Le cahier de recettes by Jacky Durand

Le cahier de recettes by Jacky Durand

Auteur:Jacky Durand [Durand, Jacky]
La langue: fra
Format: epub
Éditeur: Stock
Publié: 2019-11-15T00:00:00+00:00


7

Pour la énième fois, je tire un trait à l’encre de chine sur le papier-calque. Il s’agit de dessiner le carter d’un petit moteur électrique. J’en ai fait l’esquisse au porte-mine et surtout à grands coups de gomme car je me perds dans les vues en perspective. Mon stylo fuit sur les traits. À force de gratter les bavures avec une lame de rasoir, je finis par faire un trou dans le calque. Je m’énerve et déchire le dessin. C’est d’autant plus pénible de recommencer que je ne vois aucun intérêt au dessin industriel ni à la fabrication mécanique qui m’occupent des journées entières au lycée. Un camarade a dessiné un Droopy dans le dos de ma blouse bleue qui résume bien mon attitude en cette année de première, mention mathématiques et techniques. J’ai opté pour cet affreux vaisseau de béton posé au milieu d’une ZUP pour de mauvaises raisons : j’ai cru que je dissuaderais mon père de m’imposer des études supplémentaires et que je pourrais m’orienter vers la cuisine.
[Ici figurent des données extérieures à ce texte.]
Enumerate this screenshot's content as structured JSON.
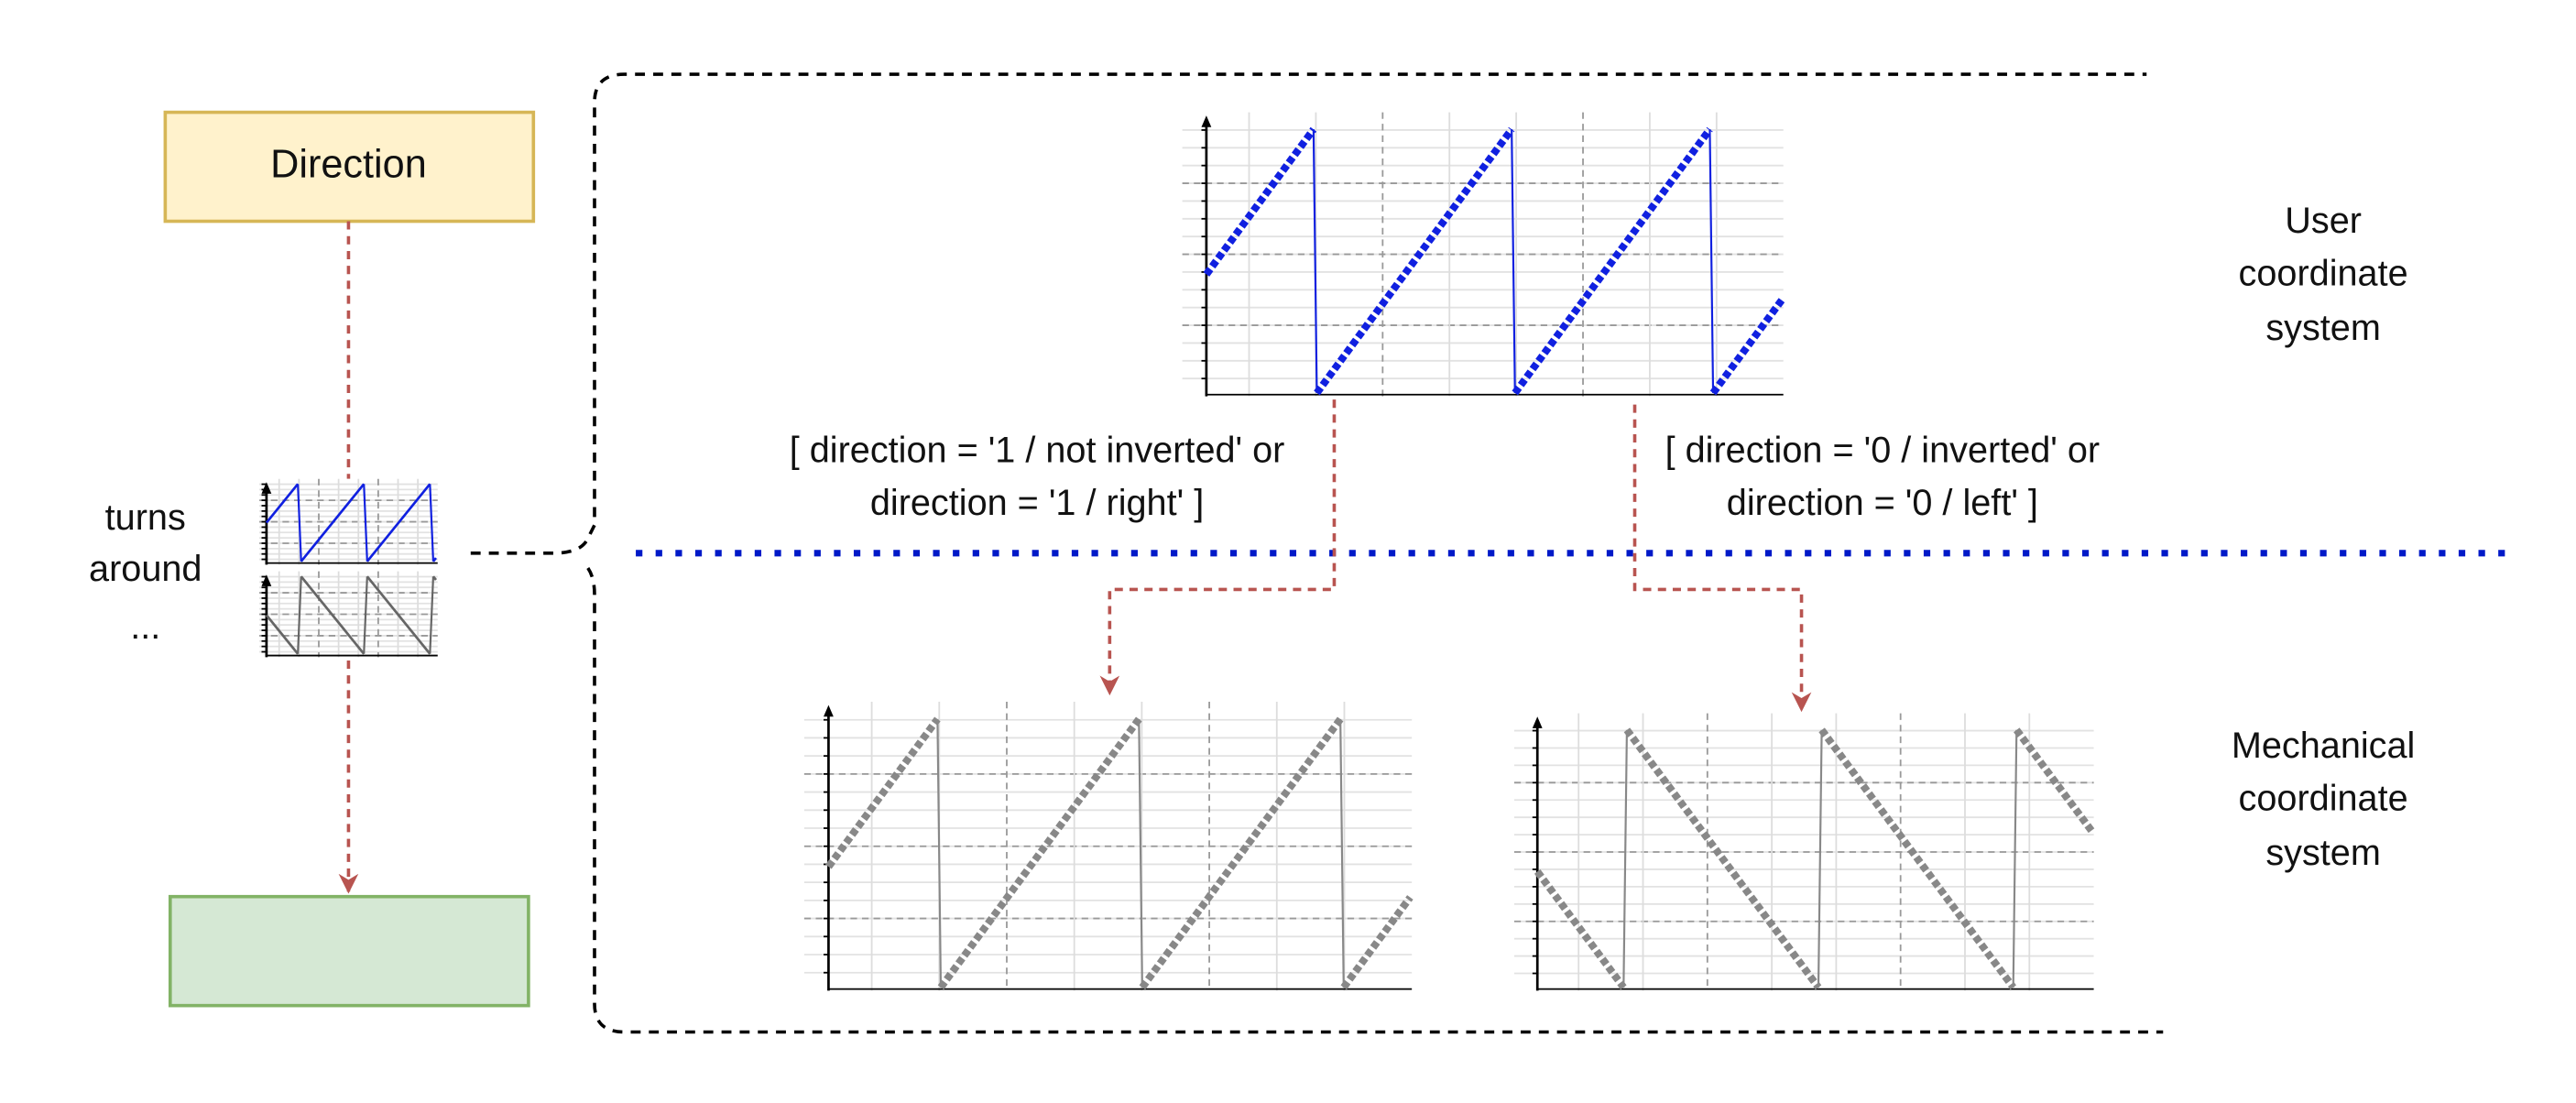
{
  "direction_box": "Direction",
  "turns_label": [
    "turns",
    "around",
    "..."
  ],
  "user_label": [
    "User",
    "coordinate",
    "system"
  ],
  "mechanical_label": [
    "Mechanical",
    "coordinate",
    "system"
  ],
  "condition_not_inverted": [
    "[ direction = '1 / not inverted' or",
    "direction = '1 / right' ]"
  ],
  "condition_inverted": [
    "[ direction = '0 / inverted' or",
    "direction = '0 / left' ]"
  ]
}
Mais c’est un cauchemar de venir tous les jours dans ce bahut. Quand je pose mon vélo près du gymnase et que je contemple les verrières de l’atelier, la même pensée m’assaille : tenir.
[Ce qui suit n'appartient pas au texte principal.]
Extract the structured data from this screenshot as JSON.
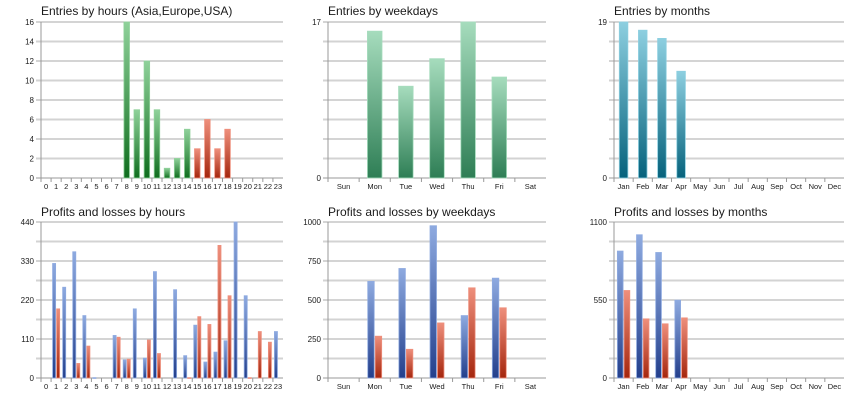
{
  "chart_data": [
    {
      "id": "entries-hours",
      "type": "bar",
      "title": "Entries by hours (Asia,Europe,USA)",
      "xlabel": "",
      "ylabel": "",
      "categories": [
        "0",
        "1",
        "2",
        "3",
        "4",
        "5",
        "6",
        "7",
        "8",
        "9",
        "10",
        "11",
        "12",
        "13",
        "14",
        "15",
        "16",
        "17",
        "18",
        "19",
        "20",
        "21",
        "22",
        "23"
      ],
      "series": [
        {
          "name": "Entries",
          "values": [
            0,
            0,
            0,
            0,
            0,
            0,
            0,
            0,
            16,
            7,
            12,
            7,
            1,
            2,
            5,
            3,
            6,
            3,
            5,
            0,
            0,
            0,
            0,
            0
          ],
          "bar_colors": [
            "green",
            "green",
            "green",
            "green",
            "green",
            "green",
            "green",
            "green",
            "green",
            "green",
            "green",
            "green",
            "green",
            "green",
            "green",
            "red",
            "red",
            "red",
            "red",
            "red",
            "red",
            "red",
            "red",
            "red"
          ]
        }
      ],
      "ylim": [
        0,
        16
      ],
      "yticks": [
        0,
        2,
        4,
        6,
        8,
        10,
        12,
        14,
        16
      ],
      "minor_grid": false,
      "grid": true
    },
    {
      "id": "entries-weekdays",
      "type": "bar",
      "title": "Entries by weekdays",
      "xlabel": "",
      "ylabel": "",
      "categories": [
        "Sun",
        "Mon",
        "Tue",
        "Wed",
        "Thu",
        "Fri",
        "Sat"
      ],
      "series": [
        {
          "name": "Entries",
          "values": [
            0,
            16,
            10,
            13,
            17,
            11,
            0
          ],
          "color": "teal-green"
        }
      ],
      "ylim": [
        0,
        17
      ],
      "yticks": [
        0,
        17
      ],
      "grid": true
    },
    {
      "id": "entries-months",
      "type": "bar",
      "title": "Entries by months",
      "xlabel": "",
      "ylabel": "",
      "categories": [
        "Jan",
        "Feb",
        "Mar",
        "Apr",
        "May",
        "Jun",
        "Jul",
        "Aug",
        "Sep",
        "Oct",
        "Nov",
        "Dec"
      ],
      "series": [
        {
          "name": "Entries",
          "values": [
            19,
            18,
            17,
            13,
            0,
            0,
            0,
            0,
            0,
            0,
            0,
            0
          ],
          "color": "cyan"
        }
      ],
      "ylim": [
        0,
        19
      ],
      "yticks": [
        0,
        19
      ],
      "grid": true
    },
    {
      "id": "pl-hours",
      "type": "bar",
      "title": "Profits and losses by hours",
      "xlabel": "",
      "ylabel": "",
      "categories": [
        "0",
        "1",
        "2",
        "3",
        "4",
        "5",
        "6",
        "7",
        "8",
        "9",
        "10",
        "11",
        "12",
        "13",
        "14",
        "15",
        "16",
        "17",
        "18",
        "19",
        "20",
        "21",
        "22",
        "23"
      ],
      "series": [
        {
          "name": "Profits",
          "color": "blue",
          "values": [
            0,
            323,
            256,
            356,
            176,
            1,
            0,
            120,
            51,
            195,
            56,
            300,
            0,
            249,
            63,
            149,
            45,
            73,
            105,
            440,
            232,
            0,
            0,
            131
          ]
        },
        {
          "name": "Losses",
          "color": "red",
          "values": [
            0,
            195,
            0,
            41,
            90,
            0,
            0,
            115,
            53,
            0,
            107,
            69,
            0,
            0,
            1,
            173,
            151,
            374,
            232,
            0,
            1,
            131,
            101,
            0
          ]
        }
      ],
      "ylim": [
        0,
        440
      ],
      "yticks": [
        0,
        110,
        220,
        330,
        440
      ],
      "grid": true
    },
    {
      "id": "pl-weekdays",
      "type": "bar",
      "title": "Profits and losses by weekdays",
      "xlabel": "",
      "ylabel": "",
      "categories": [
        "Sun",
        "Mon",
        "Tue",
        "Wed",
        "Thu",
        "Fri",
        "Sat"
      ],
      "series": [
        {
          "name": "Profits",
          "color": "blue",
          "values": [
            0,
            619,
            702,
            976,
            400,
            640,
            0
          ]
        },
        {
          "name": "Losses",
          "color": "red",
          "values": [
            0,
            268,
            184,
            353,
            578,
            450,
            0
          ]
        }
      ],
      "ylim": [
        0,
        1000
      ],
      "yticks": [
        0,
        250,
        500,
        750,
        1000
      ],
      "grid": true
    },
    {
      "id": "pl-months",
      "type": "bar",
      "title": "Profits and losses by months",
      "xlabel": "",
      "ylabel": "",
      "categories": [
        "Jan",
        "Feb",
        "Mar",
        "Apr",
        "May",
        "Jun",
        "Jul",
        "Aug",
        "Sep",
        "Oct",
        "Nov",
        "Dec"
      ],
      "series": [
        {
          "name": "Profits",
          "color": "blue",
          "values": [
            895,
            1010,
            885,
            549,
            0,
            0,
            0,
            0,
            0,
            0,
            0,
            0
          ]
        },
        {
          "name": "Losses",
          "color": "red",
          "values": [
            617,
            417,
            382,
            424,
            0,
            0,
            0,
            0,
            0,
            0,
            0,
            0
          ]
        }
      ],
      "ylim": [
        0,
        1100
      ],
      "yticks": [
        0,
        550,
        1100
      ],
      "grid": true
    }
  ],
  "palette": {
    "green": [
      "#8fd19a",
      "#0f6e1e"
    ],
    "red": [
      "#ee8f7c",
      "#a5260d"
    ],
    "teal-green": [
      "#a6dcbd",
      "#2e7e55"
    ],
    "cyan": [
      "#8dcfe0",
      "#06627c"
    ],
    "blue": [
      "#8eaae0",
      "#233f8c"
    ],
    "grid_major": "#a9a9a9",
    "grid_minor": "#d3d3d3",
    "axis": "#999999",
    "text": "#1a1a1a"
  }
}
De cette époque, il me reste une odeur que je peux convoquer d’un claquement de doigts, celle du métal chaud que l’on est en train d’usiner. Je suis dans le vestiaire, j’ouvre mon casier métallique, j’enlève ma parka et j’enfile ma blouse, je prends mes clés plates, mon pied à coulisse, un chiffon et ma lime. Même s’il faut être discret avec la lime. Nous sommes les petits enfants du taylorisme : nos professeurs nous promettent un bel avenir de technicien supérieur, voire d’ingénieur chez Peugeot à Sochaux. Il n’est pas question de limer le métal pour en faire une pièce unique mais au contraire de produire en très grande série sur des machines automatisées par nos soins. Le contrôle expert de l’ouvrier hautement qualifié est remplacé par un dispositif visuel binaire : une lumière verte, la pièce usinée est aux bonnes dimensions, une lumière rouge, elle ne respecte pas les cotations. « Même un bougnoule qui ne sait ni lire ni écrire reconnaît les couleurs », pérore un professeur. Le bougnoule n’a pas le droit à la lime. Nous non plus. Si d’aventure on se fait pincer en train de l’utiliser, la sanction est immédiate : nous devons découper un bout de rail de chemin de fer à la scie à métaux, ce qui revient à écoper la mer avec une petite cuillère. On y passe des heures.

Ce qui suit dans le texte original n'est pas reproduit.